Di finali se ne intende Roberto Galia. Ne vinse due nel 1990, segnando due gol in altrettante notti magiche contro Fiorentina in Coppa Uefa e Milan in Coppa Italia. Quella Juventus partiva da sfavorita contro i rossoneri. Un po' come la Juve di oggi nei confronti dell'Inter: "Quel Milan era certamente più forte di questa Inter, che resta la squadra da battere. I ruoli con la Juventus si sono invertiti negli ultimi anni. Vincere contro quel Milan, così forte anche in Europa, per noi significò tanto. La Juve di oggi sta vivendo un percorso di rinnovamento" le parole dell'ex centrocampista bianconero a Tuttojuve.

Oltre a essere la squadra da battere, a questa finale l'Inter ci arriva pure meglio. 
"Sì, sotto tutti i punti di vista. L'Inter è la più forte del campionato, sta bene si presenta con tutti gli effettivi. Non sarà facile per la Juve anche se nella gara secca ha più chance di vincere. E me lo auguro".

Allegri e Inzaghi sono due allenatori così simili come si dice?
"Tutti e due costruiscono bene le loro squadre e sanno cosa vogliono dai loro giocatori. L'Inter nasce con Conte, oggi Inzaghi sta continuando quel lavoro mettendoci del suo". 
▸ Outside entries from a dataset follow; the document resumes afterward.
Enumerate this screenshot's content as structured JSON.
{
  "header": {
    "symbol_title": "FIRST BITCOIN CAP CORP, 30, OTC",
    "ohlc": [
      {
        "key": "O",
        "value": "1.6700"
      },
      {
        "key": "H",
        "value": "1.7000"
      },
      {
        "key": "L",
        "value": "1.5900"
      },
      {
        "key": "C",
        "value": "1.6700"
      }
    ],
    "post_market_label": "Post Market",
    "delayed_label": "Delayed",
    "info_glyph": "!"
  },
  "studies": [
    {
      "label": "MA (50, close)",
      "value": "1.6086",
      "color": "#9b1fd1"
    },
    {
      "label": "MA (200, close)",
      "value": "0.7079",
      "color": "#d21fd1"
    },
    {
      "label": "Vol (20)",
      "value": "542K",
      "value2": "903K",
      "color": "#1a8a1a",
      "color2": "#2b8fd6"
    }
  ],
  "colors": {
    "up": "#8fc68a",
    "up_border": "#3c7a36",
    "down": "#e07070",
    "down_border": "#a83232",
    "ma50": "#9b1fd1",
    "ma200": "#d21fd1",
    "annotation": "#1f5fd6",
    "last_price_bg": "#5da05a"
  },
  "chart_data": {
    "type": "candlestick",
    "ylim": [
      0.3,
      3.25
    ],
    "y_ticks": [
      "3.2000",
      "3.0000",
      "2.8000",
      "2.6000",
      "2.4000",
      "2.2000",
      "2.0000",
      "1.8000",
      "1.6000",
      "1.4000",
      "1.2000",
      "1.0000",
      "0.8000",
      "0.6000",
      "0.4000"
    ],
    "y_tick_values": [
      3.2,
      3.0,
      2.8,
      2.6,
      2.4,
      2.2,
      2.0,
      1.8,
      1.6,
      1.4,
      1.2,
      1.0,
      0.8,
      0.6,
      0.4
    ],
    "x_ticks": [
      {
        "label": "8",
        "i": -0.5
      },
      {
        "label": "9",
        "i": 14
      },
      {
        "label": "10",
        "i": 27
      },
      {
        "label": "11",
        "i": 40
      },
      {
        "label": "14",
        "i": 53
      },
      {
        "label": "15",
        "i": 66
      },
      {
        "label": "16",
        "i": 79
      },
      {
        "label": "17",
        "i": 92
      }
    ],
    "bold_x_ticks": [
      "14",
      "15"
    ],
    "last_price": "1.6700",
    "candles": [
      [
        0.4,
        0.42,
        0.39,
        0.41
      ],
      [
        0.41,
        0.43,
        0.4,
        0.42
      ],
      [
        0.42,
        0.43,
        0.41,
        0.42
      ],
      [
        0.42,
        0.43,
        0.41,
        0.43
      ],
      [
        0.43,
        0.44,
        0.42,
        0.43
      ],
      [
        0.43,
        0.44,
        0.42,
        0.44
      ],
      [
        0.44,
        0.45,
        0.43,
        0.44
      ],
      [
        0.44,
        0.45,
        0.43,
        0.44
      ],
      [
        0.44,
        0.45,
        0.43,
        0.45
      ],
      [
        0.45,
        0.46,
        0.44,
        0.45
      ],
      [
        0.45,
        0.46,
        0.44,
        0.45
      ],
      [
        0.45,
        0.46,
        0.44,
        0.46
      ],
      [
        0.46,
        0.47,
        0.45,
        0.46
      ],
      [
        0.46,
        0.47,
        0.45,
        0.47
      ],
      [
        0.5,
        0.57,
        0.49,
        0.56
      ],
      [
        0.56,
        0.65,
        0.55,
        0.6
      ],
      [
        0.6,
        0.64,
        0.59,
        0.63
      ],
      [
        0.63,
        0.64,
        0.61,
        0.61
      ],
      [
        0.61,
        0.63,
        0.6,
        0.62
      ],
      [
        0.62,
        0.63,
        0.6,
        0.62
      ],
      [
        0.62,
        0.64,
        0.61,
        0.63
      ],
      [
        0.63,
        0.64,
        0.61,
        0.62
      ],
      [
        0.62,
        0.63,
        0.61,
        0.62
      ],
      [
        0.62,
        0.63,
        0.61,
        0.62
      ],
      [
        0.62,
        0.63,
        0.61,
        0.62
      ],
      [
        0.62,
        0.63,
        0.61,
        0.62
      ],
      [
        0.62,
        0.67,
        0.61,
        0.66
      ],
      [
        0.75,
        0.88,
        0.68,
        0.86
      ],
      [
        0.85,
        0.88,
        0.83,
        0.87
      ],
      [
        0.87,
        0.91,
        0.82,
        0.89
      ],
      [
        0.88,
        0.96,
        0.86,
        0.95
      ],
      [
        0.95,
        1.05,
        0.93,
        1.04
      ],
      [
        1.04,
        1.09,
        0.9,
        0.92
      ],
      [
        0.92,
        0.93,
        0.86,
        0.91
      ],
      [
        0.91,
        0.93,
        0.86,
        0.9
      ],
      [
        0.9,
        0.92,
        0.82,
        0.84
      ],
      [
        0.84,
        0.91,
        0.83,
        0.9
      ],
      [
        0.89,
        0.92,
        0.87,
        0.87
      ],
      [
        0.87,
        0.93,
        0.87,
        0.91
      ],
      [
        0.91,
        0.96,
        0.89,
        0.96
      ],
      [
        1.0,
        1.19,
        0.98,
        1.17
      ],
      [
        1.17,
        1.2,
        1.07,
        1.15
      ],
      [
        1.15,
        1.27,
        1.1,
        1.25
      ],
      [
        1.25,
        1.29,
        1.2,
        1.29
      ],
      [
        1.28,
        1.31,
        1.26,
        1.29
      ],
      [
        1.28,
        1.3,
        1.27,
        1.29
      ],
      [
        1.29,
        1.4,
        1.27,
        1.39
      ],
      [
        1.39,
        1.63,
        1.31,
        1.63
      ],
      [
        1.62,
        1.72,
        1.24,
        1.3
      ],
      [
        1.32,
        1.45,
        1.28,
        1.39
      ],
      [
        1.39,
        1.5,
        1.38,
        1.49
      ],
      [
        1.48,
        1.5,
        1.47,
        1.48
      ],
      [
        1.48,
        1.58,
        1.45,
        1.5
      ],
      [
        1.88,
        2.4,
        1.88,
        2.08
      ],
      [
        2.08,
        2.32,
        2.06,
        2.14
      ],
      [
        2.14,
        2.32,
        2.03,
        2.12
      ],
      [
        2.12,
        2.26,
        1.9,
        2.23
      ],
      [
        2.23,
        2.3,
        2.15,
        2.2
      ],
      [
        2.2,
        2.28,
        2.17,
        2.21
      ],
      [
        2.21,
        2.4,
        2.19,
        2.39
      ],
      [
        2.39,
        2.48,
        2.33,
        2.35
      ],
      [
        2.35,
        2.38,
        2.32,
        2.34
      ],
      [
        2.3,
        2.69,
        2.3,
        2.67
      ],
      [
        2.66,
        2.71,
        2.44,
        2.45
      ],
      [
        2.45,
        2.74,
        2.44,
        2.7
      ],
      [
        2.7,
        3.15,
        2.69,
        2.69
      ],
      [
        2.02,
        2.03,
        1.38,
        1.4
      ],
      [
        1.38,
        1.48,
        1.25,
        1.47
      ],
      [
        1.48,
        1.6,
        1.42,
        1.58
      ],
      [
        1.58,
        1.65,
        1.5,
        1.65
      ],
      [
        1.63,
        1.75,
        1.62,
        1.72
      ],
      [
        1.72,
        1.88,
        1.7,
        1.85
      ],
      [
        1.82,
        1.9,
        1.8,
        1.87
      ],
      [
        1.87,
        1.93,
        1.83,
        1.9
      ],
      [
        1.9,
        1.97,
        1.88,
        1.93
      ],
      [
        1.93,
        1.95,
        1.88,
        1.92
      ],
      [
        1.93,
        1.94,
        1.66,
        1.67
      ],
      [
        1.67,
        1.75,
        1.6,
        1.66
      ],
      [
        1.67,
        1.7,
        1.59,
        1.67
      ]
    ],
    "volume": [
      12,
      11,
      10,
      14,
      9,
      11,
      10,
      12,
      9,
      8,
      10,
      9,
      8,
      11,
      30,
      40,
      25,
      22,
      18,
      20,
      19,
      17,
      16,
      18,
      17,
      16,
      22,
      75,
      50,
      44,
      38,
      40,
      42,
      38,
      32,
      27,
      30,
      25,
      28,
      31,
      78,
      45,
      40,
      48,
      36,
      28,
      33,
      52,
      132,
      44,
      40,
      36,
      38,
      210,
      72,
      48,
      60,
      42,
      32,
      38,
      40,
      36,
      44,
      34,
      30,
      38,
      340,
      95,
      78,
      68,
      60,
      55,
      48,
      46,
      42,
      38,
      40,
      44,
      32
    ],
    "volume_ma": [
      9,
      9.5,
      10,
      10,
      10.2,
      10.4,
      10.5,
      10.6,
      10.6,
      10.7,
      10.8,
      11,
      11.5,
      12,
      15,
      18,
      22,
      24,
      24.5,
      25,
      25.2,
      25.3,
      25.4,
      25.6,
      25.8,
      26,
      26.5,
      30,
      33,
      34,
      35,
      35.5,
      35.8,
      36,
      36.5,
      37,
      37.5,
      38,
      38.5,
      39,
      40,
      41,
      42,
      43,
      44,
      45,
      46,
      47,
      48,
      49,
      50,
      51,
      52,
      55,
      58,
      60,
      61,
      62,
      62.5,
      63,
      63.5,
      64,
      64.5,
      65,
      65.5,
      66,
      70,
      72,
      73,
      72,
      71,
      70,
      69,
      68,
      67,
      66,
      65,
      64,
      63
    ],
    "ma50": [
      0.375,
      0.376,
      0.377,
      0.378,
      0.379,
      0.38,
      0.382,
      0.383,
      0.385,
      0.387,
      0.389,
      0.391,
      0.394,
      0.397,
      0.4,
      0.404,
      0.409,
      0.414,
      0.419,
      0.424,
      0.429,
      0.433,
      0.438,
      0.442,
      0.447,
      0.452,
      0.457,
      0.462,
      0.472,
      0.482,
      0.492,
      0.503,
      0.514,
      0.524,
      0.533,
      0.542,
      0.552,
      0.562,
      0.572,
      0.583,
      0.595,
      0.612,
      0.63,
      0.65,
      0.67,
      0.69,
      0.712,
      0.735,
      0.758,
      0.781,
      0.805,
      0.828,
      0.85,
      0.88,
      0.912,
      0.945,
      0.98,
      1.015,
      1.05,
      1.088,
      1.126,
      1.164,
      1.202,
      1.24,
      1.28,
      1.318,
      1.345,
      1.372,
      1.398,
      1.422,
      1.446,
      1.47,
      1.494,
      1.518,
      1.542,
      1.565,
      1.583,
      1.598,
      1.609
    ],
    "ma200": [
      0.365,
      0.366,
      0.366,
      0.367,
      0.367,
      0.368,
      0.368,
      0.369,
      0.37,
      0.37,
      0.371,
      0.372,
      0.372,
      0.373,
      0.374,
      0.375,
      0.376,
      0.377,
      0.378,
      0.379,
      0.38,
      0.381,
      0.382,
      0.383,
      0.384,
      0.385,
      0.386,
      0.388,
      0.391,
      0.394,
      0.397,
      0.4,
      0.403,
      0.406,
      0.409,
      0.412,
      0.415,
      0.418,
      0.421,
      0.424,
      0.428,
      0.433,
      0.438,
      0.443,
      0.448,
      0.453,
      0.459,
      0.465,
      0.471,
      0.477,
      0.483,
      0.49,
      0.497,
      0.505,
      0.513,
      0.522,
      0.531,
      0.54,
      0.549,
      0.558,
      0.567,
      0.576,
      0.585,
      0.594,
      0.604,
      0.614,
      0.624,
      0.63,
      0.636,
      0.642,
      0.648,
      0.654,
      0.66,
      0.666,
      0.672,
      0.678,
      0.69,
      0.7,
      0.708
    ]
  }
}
Si può dire che l'Inter per vincere si sia dovuta un po' juventinizzare?
"Certo, il lavoro di Marotta e di Conte è stato decisivo. Alla Juventus serve un po' di pazienza. Ha ringiovanito molto la rosa e la fase offensiva sta facendo fatica. Anche la fase difensiva è da perfezionare. Tutti abbiamo pensato che con il ritorno di Allegri le cose potessero mettersi a posto rapidamente, ma c’è ancora da lavorare. La squadra sta comunque crescendo. E nel crescere dobbiamo aspettarci anche dei ko". 

E' la prima volta che si sente parlare di ciclo da riaprire da parte di Allegri. Se lo aspettava?
"Siamo abituati bene… Negli ultimi due anni, ripeto, ci sono stati tanti innesti di giovani. E' partito Ronaldo e i suoi gol non ci sono più. Qualche problemino là davanti è rimasto. Stiamo a vedere se e cosa arriverà dal mercato". 

Cosa si aspetta?
"Servirebbe una punta e spero che ne prendano una di livello".

Uno alla Icardi?
"E' un grande attaccante ma non mi piace per i suoi trascorsi. Una squadra forte deve avere un attacco ben definito che segni tanto. In quella zona del campo manca il peso e la qualità degli scorsi anni". 

Come si vincono le finali, come quelle di stasera?
"Servirà una partita di sofferenza e carattere, con tanto pressing a tutto campo. L'obiettivo deve essere quello di fare giocare l'Inter il meno possibile. E di andare in rete con qualunque giocatore, non solo con gli attaccanti. Magari segnerà un centrocampista".